System Sense

Good morning!

It is always a good morning after sitting, especially with the spring sunlight and warmth, temperatures coming up to the 40s and 50s after a sweeping snowstorm covered tens of states.

As the snowstorm was passing through the Midwest, I visited San Francisco, finding spring in full swing with cherry blossoms blooming at the Peace Plaza and along the paths to Muir Woods. Temperatures were in the 60s, as high as 72.

Garyu, reclining dragon, who used to sit with us, took me to the Muir Woods National Monument early in the morning. We walked up the Ocean View Trail in a quiet and cool atmosphere.

Redwoods are the tallest living beings, living for hundreds and even thousands of years and reaching 400 feet. Their root systems, though only 10 or so feet deep, spread 100 feet; intertwined, they support each other.

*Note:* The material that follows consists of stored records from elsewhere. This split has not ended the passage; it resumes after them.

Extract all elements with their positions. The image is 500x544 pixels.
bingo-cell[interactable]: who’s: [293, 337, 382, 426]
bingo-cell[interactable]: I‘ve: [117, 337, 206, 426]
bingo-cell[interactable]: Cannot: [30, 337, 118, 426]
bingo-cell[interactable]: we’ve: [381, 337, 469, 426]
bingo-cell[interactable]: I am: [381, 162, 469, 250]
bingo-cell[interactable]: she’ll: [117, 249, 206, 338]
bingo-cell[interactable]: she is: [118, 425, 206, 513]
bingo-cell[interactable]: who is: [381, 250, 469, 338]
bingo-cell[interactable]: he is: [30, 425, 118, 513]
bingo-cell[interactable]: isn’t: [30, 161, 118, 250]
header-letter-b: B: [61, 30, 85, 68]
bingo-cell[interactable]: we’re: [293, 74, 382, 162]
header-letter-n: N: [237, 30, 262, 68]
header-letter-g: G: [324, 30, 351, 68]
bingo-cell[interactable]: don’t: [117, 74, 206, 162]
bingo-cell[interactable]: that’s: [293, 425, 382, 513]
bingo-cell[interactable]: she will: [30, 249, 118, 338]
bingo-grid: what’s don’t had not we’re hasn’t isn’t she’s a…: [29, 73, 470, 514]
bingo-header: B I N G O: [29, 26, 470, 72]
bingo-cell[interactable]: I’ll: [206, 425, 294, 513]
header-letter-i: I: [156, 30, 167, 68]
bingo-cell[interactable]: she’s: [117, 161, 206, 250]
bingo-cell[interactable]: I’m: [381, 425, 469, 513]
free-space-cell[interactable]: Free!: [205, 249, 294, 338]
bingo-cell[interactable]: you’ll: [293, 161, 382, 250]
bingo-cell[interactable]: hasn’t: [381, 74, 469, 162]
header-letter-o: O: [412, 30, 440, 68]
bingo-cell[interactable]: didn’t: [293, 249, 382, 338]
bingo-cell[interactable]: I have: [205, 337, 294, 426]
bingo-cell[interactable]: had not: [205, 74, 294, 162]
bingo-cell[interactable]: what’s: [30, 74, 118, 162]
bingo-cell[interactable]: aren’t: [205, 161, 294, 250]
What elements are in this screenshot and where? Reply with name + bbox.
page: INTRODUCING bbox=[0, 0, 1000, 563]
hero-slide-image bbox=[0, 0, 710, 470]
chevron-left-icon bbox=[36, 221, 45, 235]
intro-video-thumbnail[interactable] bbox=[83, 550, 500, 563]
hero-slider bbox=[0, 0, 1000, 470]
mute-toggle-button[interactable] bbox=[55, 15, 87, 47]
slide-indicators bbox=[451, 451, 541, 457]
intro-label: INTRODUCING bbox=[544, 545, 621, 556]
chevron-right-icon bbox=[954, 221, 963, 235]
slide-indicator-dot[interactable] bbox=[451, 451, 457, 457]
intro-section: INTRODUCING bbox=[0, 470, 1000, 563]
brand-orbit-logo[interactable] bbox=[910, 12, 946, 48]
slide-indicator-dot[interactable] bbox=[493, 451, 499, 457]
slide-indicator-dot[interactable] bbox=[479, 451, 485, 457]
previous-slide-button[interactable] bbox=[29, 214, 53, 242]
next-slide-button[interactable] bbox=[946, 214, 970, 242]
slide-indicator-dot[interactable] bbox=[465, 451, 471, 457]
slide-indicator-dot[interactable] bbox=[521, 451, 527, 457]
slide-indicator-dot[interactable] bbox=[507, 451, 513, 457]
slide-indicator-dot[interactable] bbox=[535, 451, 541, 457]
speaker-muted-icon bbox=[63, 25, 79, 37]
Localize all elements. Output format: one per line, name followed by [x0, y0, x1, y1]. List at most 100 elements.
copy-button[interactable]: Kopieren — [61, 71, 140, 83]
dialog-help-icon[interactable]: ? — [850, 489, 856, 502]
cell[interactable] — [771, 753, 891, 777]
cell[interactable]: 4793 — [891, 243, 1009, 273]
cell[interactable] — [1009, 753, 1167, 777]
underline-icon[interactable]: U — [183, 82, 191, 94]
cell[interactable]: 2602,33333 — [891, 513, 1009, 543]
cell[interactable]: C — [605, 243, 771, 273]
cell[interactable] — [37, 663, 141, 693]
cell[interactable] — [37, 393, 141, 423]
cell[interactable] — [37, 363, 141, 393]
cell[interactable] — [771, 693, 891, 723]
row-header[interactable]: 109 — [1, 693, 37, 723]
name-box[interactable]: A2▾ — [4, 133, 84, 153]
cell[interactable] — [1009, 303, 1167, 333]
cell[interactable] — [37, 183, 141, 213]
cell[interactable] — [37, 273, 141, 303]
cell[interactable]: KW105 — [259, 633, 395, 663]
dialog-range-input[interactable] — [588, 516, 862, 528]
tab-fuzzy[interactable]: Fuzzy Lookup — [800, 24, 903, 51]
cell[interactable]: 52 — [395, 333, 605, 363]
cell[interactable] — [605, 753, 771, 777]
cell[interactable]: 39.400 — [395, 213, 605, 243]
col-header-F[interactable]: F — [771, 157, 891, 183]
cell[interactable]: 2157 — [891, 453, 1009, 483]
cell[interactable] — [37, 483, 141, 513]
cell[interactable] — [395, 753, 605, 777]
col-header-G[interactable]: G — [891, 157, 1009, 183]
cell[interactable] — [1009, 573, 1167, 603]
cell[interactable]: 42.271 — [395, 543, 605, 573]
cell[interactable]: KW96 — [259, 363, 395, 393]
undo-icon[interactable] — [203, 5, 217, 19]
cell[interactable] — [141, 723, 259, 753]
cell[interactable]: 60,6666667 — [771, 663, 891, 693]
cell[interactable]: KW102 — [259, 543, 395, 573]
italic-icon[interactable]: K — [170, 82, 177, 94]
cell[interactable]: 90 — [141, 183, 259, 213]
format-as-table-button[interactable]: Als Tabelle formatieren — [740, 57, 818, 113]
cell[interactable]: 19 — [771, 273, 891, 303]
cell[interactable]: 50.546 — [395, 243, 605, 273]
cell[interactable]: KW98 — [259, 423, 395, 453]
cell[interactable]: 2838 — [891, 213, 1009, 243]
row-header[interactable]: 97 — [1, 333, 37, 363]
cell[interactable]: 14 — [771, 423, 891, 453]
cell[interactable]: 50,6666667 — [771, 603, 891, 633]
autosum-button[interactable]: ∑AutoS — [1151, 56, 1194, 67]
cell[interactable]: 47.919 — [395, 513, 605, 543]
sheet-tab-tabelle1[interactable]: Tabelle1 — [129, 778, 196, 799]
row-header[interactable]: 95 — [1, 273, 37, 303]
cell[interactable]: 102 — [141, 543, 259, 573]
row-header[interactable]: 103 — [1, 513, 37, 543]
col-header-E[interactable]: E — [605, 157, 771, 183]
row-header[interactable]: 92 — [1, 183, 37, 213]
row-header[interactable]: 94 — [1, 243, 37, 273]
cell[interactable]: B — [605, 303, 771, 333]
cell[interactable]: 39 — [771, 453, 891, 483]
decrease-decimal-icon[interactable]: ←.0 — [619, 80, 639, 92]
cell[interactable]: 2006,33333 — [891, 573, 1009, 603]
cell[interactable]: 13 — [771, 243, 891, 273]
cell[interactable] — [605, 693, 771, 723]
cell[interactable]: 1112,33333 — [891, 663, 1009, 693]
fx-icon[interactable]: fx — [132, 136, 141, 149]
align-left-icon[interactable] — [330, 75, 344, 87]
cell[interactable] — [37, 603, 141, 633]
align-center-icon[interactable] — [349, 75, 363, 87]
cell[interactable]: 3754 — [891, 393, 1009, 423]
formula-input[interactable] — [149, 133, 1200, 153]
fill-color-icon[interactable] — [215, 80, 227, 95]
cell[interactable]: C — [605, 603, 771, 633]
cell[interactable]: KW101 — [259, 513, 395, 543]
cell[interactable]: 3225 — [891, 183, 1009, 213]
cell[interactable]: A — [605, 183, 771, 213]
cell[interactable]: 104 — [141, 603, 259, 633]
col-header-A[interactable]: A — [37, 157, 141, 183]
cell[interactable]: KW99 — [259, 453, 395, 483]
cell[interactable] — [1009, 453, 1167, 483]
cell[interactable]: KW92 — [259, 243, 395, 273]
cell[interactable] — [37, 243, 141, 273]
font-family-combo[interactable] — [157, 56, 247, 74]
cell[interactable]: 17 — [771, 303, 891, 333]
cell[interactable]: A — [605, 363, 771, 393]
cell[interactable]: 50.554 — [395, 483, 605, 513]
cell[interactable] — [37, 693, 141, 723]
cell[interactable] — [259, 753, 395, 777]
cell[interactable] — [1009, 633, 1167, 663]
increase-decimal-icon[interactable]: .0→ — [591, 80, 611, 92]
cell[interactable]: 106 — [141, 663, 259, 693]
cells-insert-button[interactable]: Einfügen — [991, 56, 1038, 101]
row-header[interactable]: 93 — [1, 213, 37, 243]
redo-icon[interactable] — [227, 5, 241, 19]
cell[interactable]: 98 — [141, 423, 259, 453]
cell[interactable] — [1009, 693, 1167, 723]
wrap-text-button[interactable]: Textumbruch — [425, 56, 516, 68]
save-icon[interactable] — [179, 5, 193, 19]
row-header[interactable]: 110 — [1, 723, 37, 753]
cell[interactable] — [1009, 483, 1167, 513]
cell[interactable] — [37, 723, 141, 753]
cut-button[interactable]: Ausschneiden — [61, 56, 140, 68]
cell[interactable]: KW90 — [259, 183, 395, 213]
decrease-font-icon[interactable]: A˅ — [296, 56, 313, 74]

In 1945, delegates from all over the world met to establish the United Nations for world peace. On May 19, they gathered in the Muir Woods’ Cathedral Grove to commemorate Franklin Delano Roosevelt, who initiated the organization and had passed away a month earlier.

He believed that the love of nature is universal in all countries, and that preserving natural resources is the keystone to establish lasting peace.

We are natural resources and nature itself, when we settle in sitting, serene and solid. However, we are usually limited by a sense of self, society, state, and the secular world.

A “system” sense is the determining factor of our life and the global life system. We witness states struggling for survival, societies striving for security, selves suffering in strife.

We are in a rat race, an arms race, only to find ourselves in bare survival mode, or mass extinction. I forwarded a report documenting the official military budget of the world at 1.3 trillion dollars, including arms sales, etc.

To solve suffering, we must sit and see the true nature of systems, the different degrees and dimensions of them, and settle in them in total perspective and priority based on the ultimate truth.

That’s why Dogen said, “The practice of the awakened one is to practice with the entire earth and to practice with all living beings. If it is not with the entire whole, it is not yet the practice of the awakened one.”

Unless we settle in ultimate truth, beyond the secular sense world, the supra-mundane truth and unconditioned peace where everything settles, we remain limited in the small sense world, and in strife and suffering.

That’s why the Buddha said, “One cannot reach the limit of the world.” We reach it by existential insight and wisdom. Only witnessing the limit of the mundane realms, can we be freed from it.

The system sense is a crucial key for the quality of our individual life/death and the entire global life/death. It determines the quality of truth, goodness, and beauty. This is why we must cultivate our minds constantly.